Q_values = np.array([0, 0])

obs = env.reset()

while True:
    obs = env.step(num2str(np.array([random.randint(0, 1) for i in range(0, 2)]), obs))[0]
    if obs != [None]:
        break

x_t1 = preprocess(obs)
s_t1 = np.stack((x_t1, x_t1, x_t1, x_t1), axis = 2)
s_t1 = np.reshape(s_t1, (80, 80, 4))

t = 0
while True:

    print("Time since last start: ", t)

    a_t = np.zeros(2)

    if random.random() < e:
        a_index = random.randint(0, 1)
        a_t[a_index] = 1
    else:
        Q_values = model.predict(np.array([s_t1]))[0]
        a_index = np.argmax(Q_values)
        a_t[a_index] = 1

    print("Q Values: ", Q_values)
    print("action taken: ", np.argmax(a_t))
    print("epsilon: ", e)

    if e > e_threshold:
        e -= e_decay

    obs, r_t, done, info = env.step(num2str(a_t, obs))

    if obs == [None]:
        continue

    x_t2 = preprocess(obs)
    print(x_t2.shape, s_t1[:,:,0:3].shape)
    s_t2 = np.append(x_t2, s_t1[:,:,0:3], axis = 2)
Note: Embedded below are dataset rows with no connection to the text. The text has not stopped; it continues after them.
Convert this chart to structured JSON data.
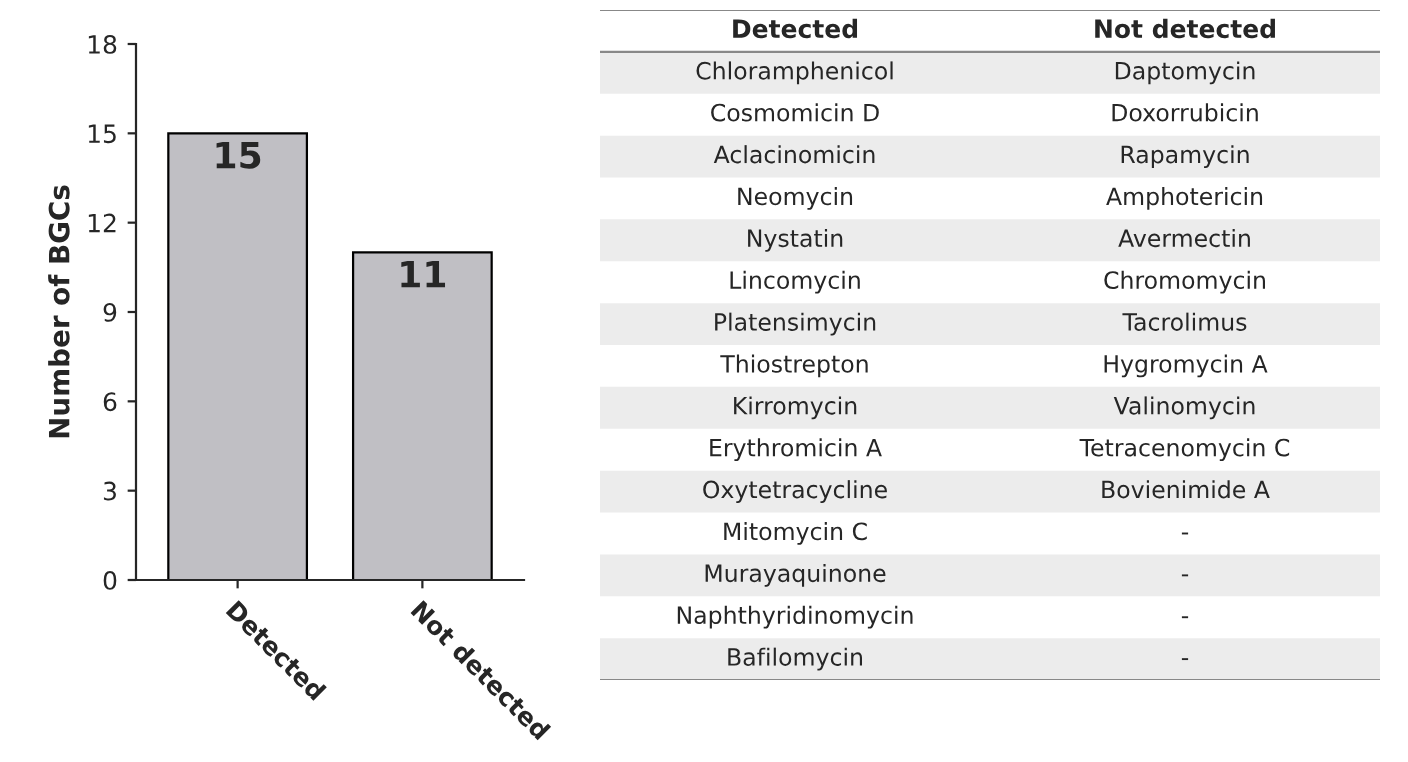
{
  "chart_data": [
    {
      "type": "bar",
      "ylabel": "Number of BGCs",
      "categories": [
        "Detected",
        "Not detected"
      ],
      "values": [
        15,
        11
      ],
      "color": "#c0bfc4",
      "ylim": [
        0,
        18
      ],
      "yticks": [
        0,
        3,
        6,
        9,
        12,
        15,
        18
      ],
      "data_labels": true,
      "grid": false
    },
    {
      "type": "other",
      "categories": [
        "Detected",
        "Not detected"
      ],
      "annotations": [
        "Chloramphenicol",
        "Daptomycin",
        "Cosmomicin D",
        "Doxorrubicin",
        "Aclacinomicin",
        "Rapamycin",
        "Neomycin",
        "Amphotericin",
        "Nystatin",
        "Avermectin",
        "Lincomycin",
        "Chromomycin",
        "Platensimycin",
        "Tacrolimus",
        "Thiostrepton",
        "Hygromycin A",
        "Kirromycin",
        "Valinomycin",
        "Erythromicin A",
        "Tetracenomycin C",
        "Oxytetracycline",
        "Bovienimide A",
        "Mitomycin C",
        "-",
        "Murayaquinone",
        "-",
        "Naphthyridinomycin",
        "-",
        "Bafilomycin",
        "-"
      ]
    }
  ]
}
    D.append((s_t1, a_t, r_t, s_t2, done))

    if t > init_observe_time and t%frequency == 0:
        minibatch = random.sample(D, batch_size)

        s1_batch = [i[0] for i in minibatch]
        a_batch = [i[1] for i in minibatch]
        r_batch = [i[2] for i in minibatch]
        s2_batch = [i[3] for i in minibatch]

        q_batch = model.predict(np.array(s2_batch))
        y_batch = np.zeros((batch_size, 2))
        y_batch = model.predict(np.array(s1_batch))
        print("Q batch: ",  q_batch)
        print("y batch: ",  y_batch)
        for i in range(0, batch_size):
            if (minibatch[i][4]):
                y_batch[i][np.argmax(a_batch[i])] = r_batch[i][0]
            else:
                y_batch[i][np.argmax(a_batch[i])] = r_batch[i][0] + gamma * np.max(q_batch[i])


        model.train_on_batch(np.array(s1_batch), y_batch)
    s_t1 = s_t2

    t += 1
    env.render()

does anyone have any suggestion on how to make it work properly?

Solution

Your second and third Conv2D layers appear to be missing their relu activations.
Your epsilon (or e) decays way too quickly. After only 95 time steps it will already be down to 0.05. I can't quickly find what they did in that 2013 paper, but in the 2015 paper they decay it from 1 to 0.1 over 1 million frames.

Those are the two things that immediately jump out to me. I'd recommend starting out by fixing those.